Liverpool City Council’s Cabinet Member with responsibility for Community Safety, Councillor Laura Robertson-Collins, said:
“As the tragedies we have experienced as a region in the past few years show, violence has a devastating ripple effect causing harm to individuals, families, communities and our society.
“We want to make sure that everyone who lives, studies and works on Merseyside has the opportunity to be heard in relation to their feelings of safety, experiences of crime and sense of community.
“This is a chance for you to have your voice heard in a way which will directly influence how we work with you to address issues of safety and violence in your communities.”
Cllr Shelley Powell, Knowsley Council Cabinet Member for Communities and Neighbourhoods said:
“In Knowsley and across the city region, we have experienced first-hand the impact serious violence has on our communities and the often life-changing devastation it leaves behind.
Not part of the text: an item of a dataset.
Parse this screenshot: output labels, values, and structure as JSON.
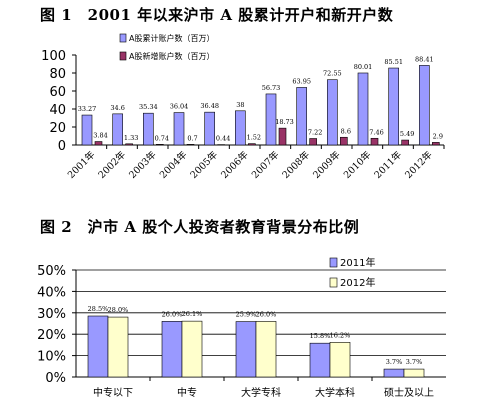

“We want to put residents at the centre of our strategy to reduce violence and ensure that your views, feelings and experiences are used to influence how we tackle violence across the city region.
“I urge all residents to take part in the survey and have their say in creating safer communities.”
Cllr Trish Hardy, Sefton Council’s Cabinet Member for Communities and Housing said:
“No-one should have to fear for their personal safety when they are out and about but all too often, a small number of residents tell us it is something which they are constantly worrying about and trying to protect themselves against.
“This is a completely unacceptable situation and it is the responsibility of every single one of us to be aware of it and to prevent it happening.”
Cllr Helen Cameron, Chair of the Tourism, Communities, Culture and Leisure Committee for Wirral Council, said:
“In recent times, we have seen some of the most high-profile and shocking violent crimes occurring here in Wirral and I appreciate the progress made by Merseyside Police to disrupt and deter organised crime groups. We know, however, that we need to address the root causes of these terrible incidents; the consequences they have on communities.
“With five community safety partners across the region coming together and the PCC engaging with as many people as possible, this consultation could help to shape a comprehensive strategy to reduce the levels of serious, violent crime and the address the impact it has on our communities.”